Create a custom namespace with a unique metric name for each application.

EC2 Monitoring

  • We get EC2 instance metrics every 5 minutes.
  • We can get detailed monitoring at a cost where we get metrics every 1 minute.

    • Detailed monitoring can be useful for scaling ASGs faster.
  • List of things that are monitored:

    • CPU utilisation: CPU utilisation + credit usage/balance
    • Network utilisation: Network In/Out
    • Disk Reads/Writes: Only for instance store.
      • If we have an EBS volume then the disk reads and writes will be 0 (will not be populated) in the graph.
    • Volume Reads/Writes: For EBS volume.
    • Status checks
      • Instance status: check the EC2 VM
      • System status: check the underlying hardware
  • Predefined metrics for target tracking policy.

    • ALBRequestCountPerTarget
    • ASGAverageCPUUtilization
    • ASGAverageNetworkOut

Custom Metrics

  • Since a lot of important metrics are not published. We can define our custom metrics in CloudWatch. ^b7481a

    • memory (RAM)
    • Disk space/utilisation
    • Disk swap
    • Number of logged in users
    • processes
  • To do this we use API call put-metric-data.

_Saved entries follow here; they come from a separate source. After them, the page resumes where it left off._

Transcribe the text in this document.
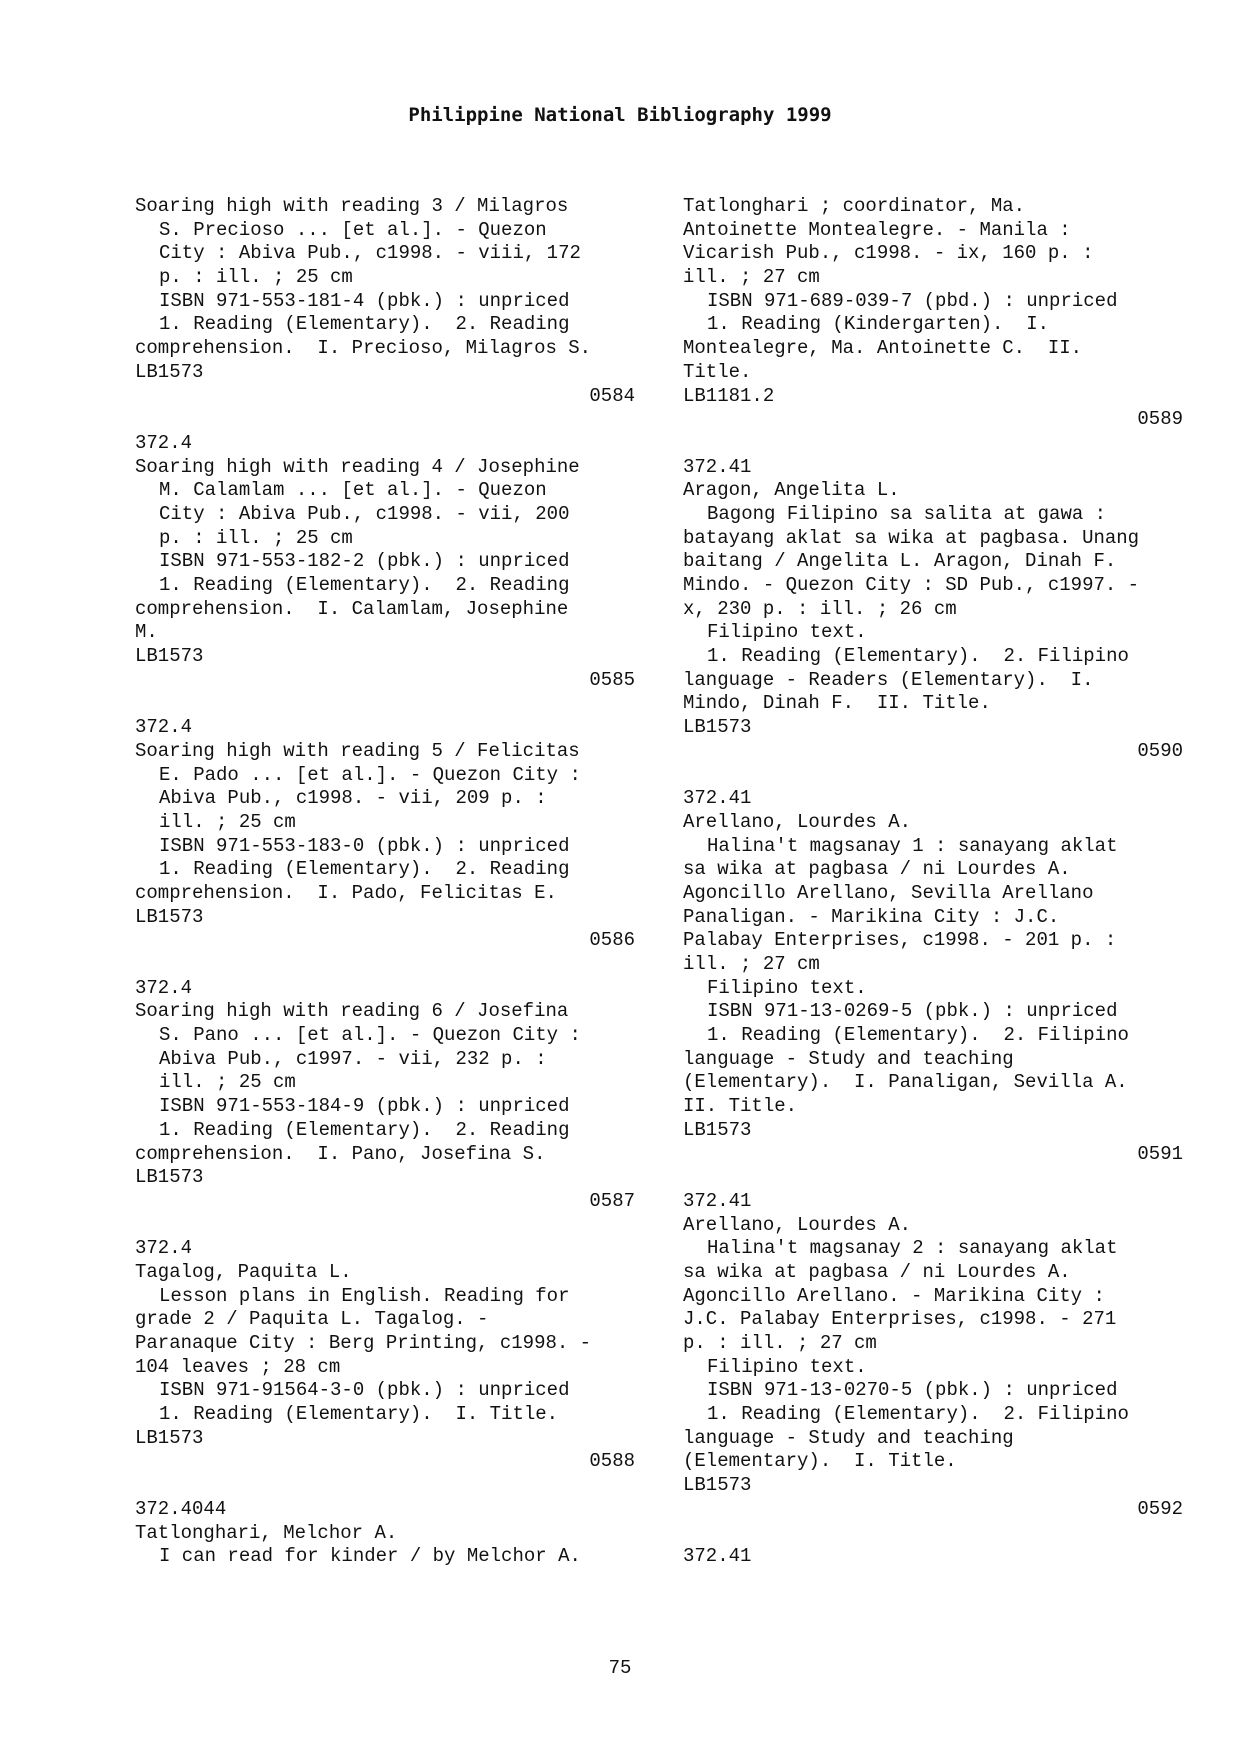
Philippine National Bibliography 1999
Soaring high with reading 3 / Milagros
S. Precioso ... [et al.]. - Quezon
City : Abiva Pub., c1998. - viii, 172
p. : ill. ; 25 cm
ISBN 971-553-181-4 (pbk.) : unpriced
1. Reading (Elementary).  2. Reading
comprehension.  I. Precioso, Milagros S.
LB1573
0584
372.4
Soaring high with reading 4 / Josephine
M. Calamlam ... [et al.]. - Quezon
City : Abiva Pub., c1998. - vii, 200
p. : ill. ; 25 cm
ISBN 971-553-182-2 (pbk.) : unpriced
1. Reading (Elementary).  2. Reading
comprehension.  I. Calamlam, Josephine
M.
LB1573
0585
372.4
Soaring high with reading 5 / Felicitas
E. Pado ... [et al.]. - Quezon City :
Abiva Pub., c1998. - vii, 209 p. :
ill. ; 25 cm
ISBN 971-553-183-0 (pbk.) : unpriced
1. Reading (Elementary).  2. Reading
comprehension.  I. Pado, Felicitas E.
LB1573
0586
372.4
Soaring high with reading 6 / Josefina
S. Pano ... [et al.]. - Quezon City :
Abiva Pub., c1997. - vii, 232 p. :
ill. ; 25 cm
ISBN 971-553-184-9 (pbk.) : unpriced
1. Reading (Elementary).  2. Reading
comprehension.  I. Pano, Josefina S.
LB1573
0587
372.4
Tagalog, Paquita L.
Lesson plans in English. Reading for
grade 2 / Paquita L. Tagalog. -
Paranaque City : Berg Printing, c1998. -
104 leaves ; 28 cm
ISBN 971-91564-3-0 (pbk.) : unpriced
1. Reading (Elementary).  I. Title.
LB1573
0588
372.4044
Tatlonghari, Melchor A.
I can read for kinder / by Melchor A.
Tatlonghari ; coordinator, Ma.
Antoinette Montealegre. - Manila :
Vicarish Pub., c1998. - ix, 160 p. :
ill. ; 27 cm
ISBN 971-689-039-7 (pbd.) : unpriced
1. Reading (Kindergarten).  I.
Montealegre, Ma. Antoinette C.  II.
Title.
LB1181.2
0589
372.41
Aragon, Angelita L.
Bagong Filipino sa salita at gawa :
batayang aklat sa wika at pagbasa. Unang
baitang / Angelita L. Aragon, Dinah F.
Mindo. - Quezon City : SD Pub., c1997. -
x, 230 p. : ill. ; 26 cm
Filipino text.
1. Reading (Elementary).  2. Filipino
language - Readers (Elementary).  I.
Mindo, Dinah F.  II. Title.
LB1573
0590
372.41
Arellano, Lourdes A.
Halina't magsanay 1 : sanayang aklat
sa wika at pagbasa / ni Lourdes A.
Agoncillo Arellano, Sevilla Arellano
Panaligan. - Marikina City : J.C.
Palabay Enterprises, c1998. - 201 p. :
ill. ; 27 cm
Filipino text.
ISBN 971-13-0269-5 (pbk.) : unpriced
1. Reading (Elementary).  2. Filipino
language - Study and teaching
(Elementary).  I. Panaligan, Sevilla A.
II. Title.
LB1573
0591
372.41
Arellano, Lourdes A.
Halina't magsanay 2 : sanayang aklat
sa wika at pagbasa / ni Lourdes A.
Agoncillo Arellano. - Marikina City :
J.C. Palabay Enterprises, c1998. - 271
p. : ill. ; 27 cm
Filipino text.
ISBN 971-13-0270-5 (pbk.) : unpriced
1. Reading (Elementary).  2. Filipino
language - Study and teaching
(Elementary).  I. Title.
LB1573
0592
372.41
75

  • We can define the resolution of custom metrics using the StorageResolution API. There are two possible value:
    • Standard custom metric: 1 minute (60 seconds). Values pushed every 1 minute.
    • High Resolution custom metric: 1/5/10/30 second(s) Higher cost
A Developer is configuring an Amazon ECS Service with Auto Scaling. The tasks should scale based on user load in the previous 20 seconds. How can the Developer enable the scaling?

Create a high-resolution custom Amazon CloudWatch metric for user activity data, then publish data every 10 seconds.

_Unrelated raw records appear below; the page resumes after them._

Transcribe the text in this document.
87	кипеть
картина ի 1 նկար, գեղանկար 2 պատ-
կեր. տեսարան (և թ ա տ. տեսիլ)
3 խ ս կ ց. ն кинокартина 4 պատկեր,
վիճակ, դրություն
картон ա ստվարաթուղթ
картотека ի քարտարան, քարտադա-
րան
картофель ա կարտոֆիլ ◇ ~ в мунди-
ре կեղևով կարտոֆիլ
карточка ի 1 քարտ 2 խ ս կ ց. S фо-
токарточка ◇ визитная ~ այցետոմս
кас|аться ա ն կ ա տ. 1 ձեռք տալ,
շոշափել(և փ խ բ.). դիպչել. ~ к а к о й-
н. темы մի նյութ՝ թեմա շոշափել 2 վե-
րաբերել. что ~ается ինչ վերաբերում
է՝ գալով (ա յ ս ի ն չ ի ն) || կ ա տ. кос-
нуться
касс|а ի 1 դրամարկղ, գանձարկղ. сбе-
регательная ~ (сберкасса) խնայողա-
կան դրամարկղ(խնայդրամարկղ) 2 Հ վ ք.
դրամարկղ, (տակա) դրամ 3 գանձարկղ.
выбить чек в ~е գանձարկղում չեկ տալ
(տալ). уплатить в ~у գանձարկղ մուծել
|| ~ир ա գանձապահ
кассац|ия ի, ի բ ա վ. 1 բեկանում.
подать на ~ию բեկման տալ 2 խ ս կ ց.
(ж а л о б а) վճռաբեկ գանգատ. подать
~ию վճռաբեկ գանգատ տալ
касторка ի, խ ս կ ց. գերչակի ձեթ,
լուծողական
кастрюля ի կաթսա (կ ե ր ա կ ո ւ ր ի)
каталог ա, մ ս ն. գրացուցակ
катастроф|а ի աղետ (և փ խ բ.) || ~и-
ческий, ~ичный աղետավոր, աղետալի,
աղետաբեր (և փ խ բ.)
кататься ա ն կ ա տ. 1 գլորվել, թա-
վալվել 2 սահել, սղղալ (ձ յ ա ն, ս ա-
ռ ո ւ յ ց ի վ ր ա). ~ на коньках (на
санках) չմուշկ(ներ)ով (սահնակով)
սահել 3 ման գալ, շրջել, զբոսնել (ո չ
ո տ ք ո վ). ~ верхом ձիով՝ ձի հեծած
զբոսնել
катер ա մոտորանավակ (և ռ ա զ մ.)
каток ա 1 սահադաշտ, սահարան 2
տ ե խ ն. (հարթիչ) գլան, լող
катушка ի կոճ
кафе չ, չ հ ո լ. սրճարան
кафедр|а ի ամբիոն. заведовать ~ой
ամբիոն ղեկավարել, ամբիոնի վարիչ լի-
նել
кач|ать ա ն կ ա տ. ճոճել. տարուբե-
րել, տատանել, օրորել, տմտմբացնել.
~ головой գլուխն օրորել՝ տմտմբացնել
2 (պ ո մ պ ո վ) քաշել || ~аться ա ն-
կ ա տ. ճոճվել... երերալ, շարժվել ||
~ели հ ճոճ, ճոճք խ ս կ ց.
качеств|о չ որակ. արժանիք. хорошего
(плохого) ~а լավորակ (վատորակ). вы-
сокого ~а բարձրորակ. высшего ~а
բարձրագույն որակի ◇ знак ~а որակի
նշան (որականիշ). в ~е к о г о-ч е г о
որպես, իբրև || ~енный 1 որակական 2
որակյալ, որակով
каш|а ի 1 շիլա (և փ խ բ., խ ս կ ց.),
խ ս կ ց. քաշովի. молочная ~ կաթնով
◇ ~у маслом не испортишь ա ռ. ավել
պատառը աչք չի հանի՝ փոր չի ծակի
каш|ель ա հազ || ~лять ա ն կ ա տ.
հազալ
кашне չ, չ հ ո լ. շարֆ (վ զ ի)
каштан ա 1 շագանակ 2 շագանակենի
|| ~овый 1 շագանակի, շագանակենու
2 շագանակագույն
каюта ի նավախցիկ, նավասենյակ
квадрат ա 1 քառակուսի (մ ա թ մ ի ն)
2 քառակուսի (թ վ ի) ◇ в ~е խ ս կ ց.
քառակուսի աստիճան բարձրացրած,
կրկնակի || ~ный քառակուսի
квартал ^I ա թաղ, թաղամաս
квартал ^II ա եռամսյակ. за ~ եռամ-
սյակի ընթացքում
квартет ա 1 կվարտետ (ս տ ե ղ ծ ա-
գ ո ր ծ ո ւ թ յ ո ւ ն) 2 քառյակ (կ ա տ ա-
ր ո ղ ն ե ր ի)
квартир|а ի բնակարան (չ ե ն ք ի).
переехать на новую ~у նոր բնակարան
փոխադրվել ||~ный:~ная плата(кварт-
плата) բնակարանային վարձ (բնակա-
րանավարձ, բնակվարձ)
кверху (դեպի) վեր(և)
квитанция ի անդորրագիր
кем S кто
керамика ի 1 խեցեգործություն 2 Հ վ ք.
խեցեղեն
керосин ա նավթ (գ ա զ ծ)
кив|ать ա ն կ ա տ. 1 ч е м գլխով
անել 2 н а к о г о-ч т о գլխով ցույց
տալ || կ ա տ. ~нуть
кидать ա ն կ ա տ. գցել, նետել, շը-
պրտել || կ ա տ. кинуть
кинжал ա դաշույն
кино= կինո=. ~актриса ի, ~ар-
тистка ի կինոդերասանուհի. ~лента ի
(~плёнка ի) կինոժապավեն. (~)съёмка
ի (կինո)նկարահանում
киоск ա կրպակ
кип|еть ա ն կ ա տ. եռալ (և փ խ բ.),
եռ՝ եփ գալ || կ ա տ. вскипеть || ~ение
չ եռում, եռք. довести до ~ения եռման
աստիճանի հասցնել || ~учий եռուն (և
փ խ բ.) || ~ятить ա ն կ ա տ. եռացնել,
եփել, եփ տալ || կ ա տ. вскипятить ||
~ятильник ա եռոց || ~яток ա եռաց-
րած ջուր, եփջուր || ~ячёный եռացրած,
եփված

Create a high-resolution custom Amazon CloudWatch metric for user activity data, then publish data every 5 seconds is incorrect as the resolution is higher than required which will cost more. We need the resolution to be 20 seconds so that means publishing in 10 second intervals with 2 data points. At 5 second intervals there would be 4 data points which will incur additional costs.

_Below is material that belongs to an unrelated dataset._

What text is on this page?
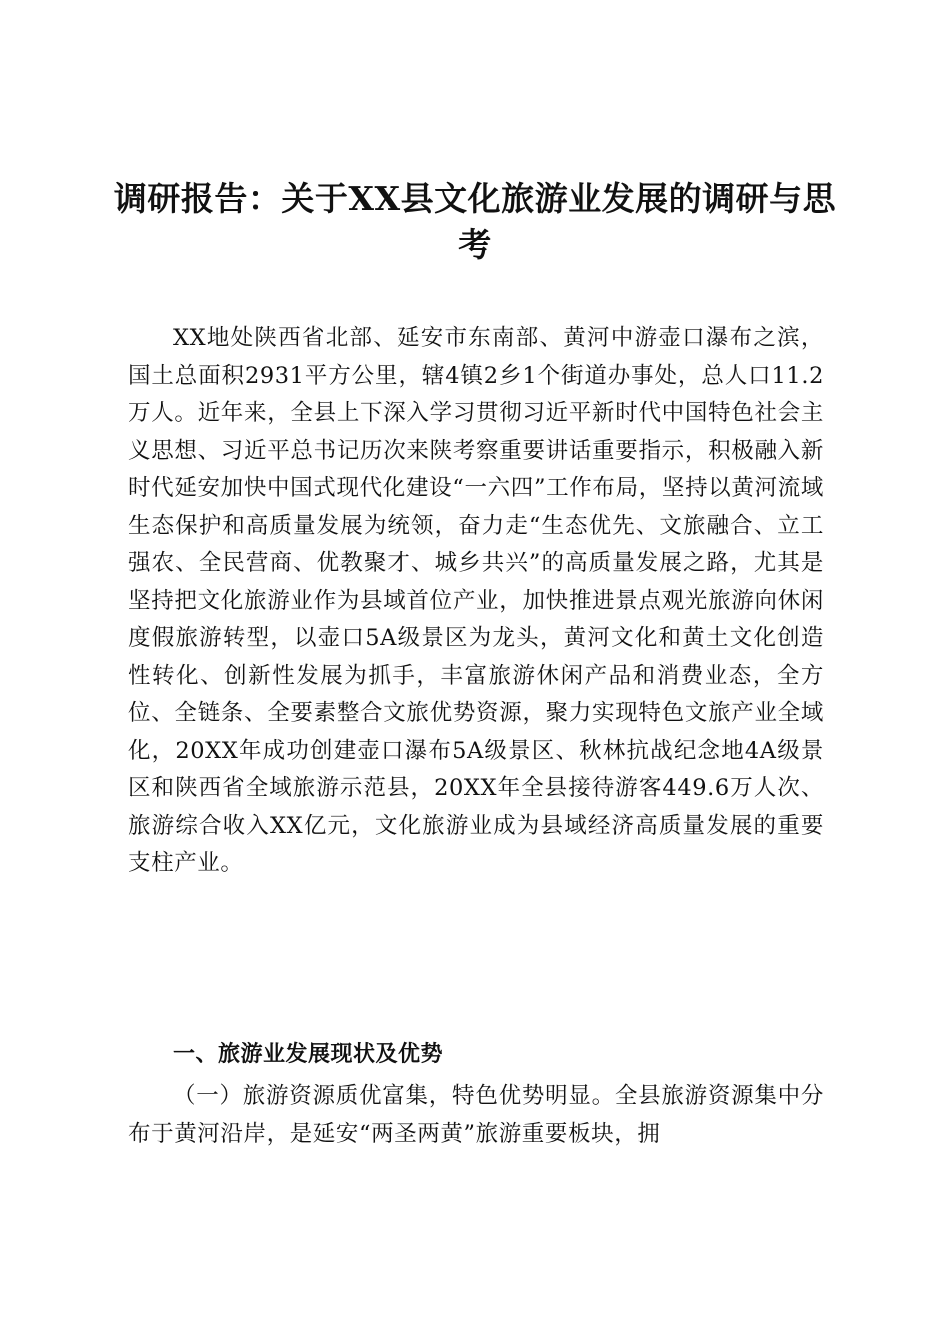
调研报告：关于XX县文化旅游业发展的调研与思考

XX地处陕西省北部、延安市东南部、黄河中游壶口瀑布之滨，国土总面积2931平方公里，辖4镇2乡1个街道办事处，总人口11.2万人。近年来，全县上下深入学习贯彻习近平新时代中国特色社会主义思想、习近平总书记历次来陕考察重要讲话重要指示，积极融入新时代延安加快中国式现代化建设“一六四”工作布局，坚持以黄河流域生态保护和高质量发展为统领，奋力走“生态优先、文旅融合、立工强农、全民营商、优教聚才、城乡共兴”的高质量发展之路，尤其是坚持把文化旅游业作为县域首位产业，加快推进景点观光旅游向休闲度假旅游转型，以壶口5A级景区为龙头，黄河文化和黄土文化创造性转化、创新性发展为抓手，丰富旅游休闲产品和消费业态，全方位、全链条、全要素整合文旅优势资源，聚力实现特色文旅产业全域化，20XX年成功创建壶口瀑布5A级景区、秋林抗战纪念地4A级景区和陕西省全域旅游示范县，20XX年全县接待游客449.6万人次、旅游综合收入XX亿元，文化旅游业成为县域经济高质量发展的重要支柱产业。

一、旅游业发展现状及优势

（一）旅游资源质优富集，特色优势明显。全县旅游资源集中分布于黄河沿岸，是延安“两圣两黄”旅游重要板块，拥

For getting custom metrics we need to install CloudWatch agent on EC2.

Behind the scenes the agent also uses PutMetricData API.

CloudWatch Accepts metric data points two weeks in the past and two hours in the future (make sure to configure your EC2 instance time correctly)
To remember Normal Metrics: Detailed (1 m), Custom Metrics: Resolution (1 s), Alarms: Resolution (10 s)
A telecommunications company that provides internet service for mobile device users maintains over 100 c4.large instances in the us-east-1 region. The EC2 instances run complex algorithms. The manager would like to track CPU utilisation of the EC2 instances as frequently as every 10 seconds.

Create a high-resolution custom metric and push the data using a script triggered every 10 seconds. A high resolution custom metric has to be created since detailed monitoring can only happen at 1 minute intervals.

Dashboards

  • We can create custom dashboards for quick access to key metrics and alarms.
  • Dashboards are global.
  • Dashboards can include graphs from different AWS accounts and regions
    • This can be done by creating a cross-account cross-Region dashboards, which summarise your CloudWatch data from multiple AWS accounts and multiple Regions into one dashboard.
  • Dashboards can be shared with people who don't have an AWS account (public, email address, 3rd party SO provider through Amazon Cognito)
  • Pricing:
    • 3 dashboards (up to 50 metrics) for free
    • $3/dashboard/month afterwards
  • In a dashboard all the metrics will be shown in the same time frame.

CloudWatch Logs

  • This is the best place to store logs in AWS.
  • We group the logs in log groups.
    • The name of the group can be anything but is generally related to the application.
  • Within each log group we have log streams which represents instances within the application/log files/containers.
  • We can define a log expiration policy (never, 30 days etc). We are paying for log storage on CloudWatch logs.
  • CloudWatch Logs Insights enables us to interactively search and analyse your log data in Amazon CloudWatch Logs.
    • You can perform queries to help you quickly and effectively respond to operational issues.
    • If an issue occurs, you can use CloudWatch Logs Insights to identify potential causes and validate deployed fixes.
    • Using this we can analyse the logs with minimal effort.
    • CloudWatch Logs Insights can be used add queries to CloudWatch Dashboards.
By default log expiration policy is Never Expire.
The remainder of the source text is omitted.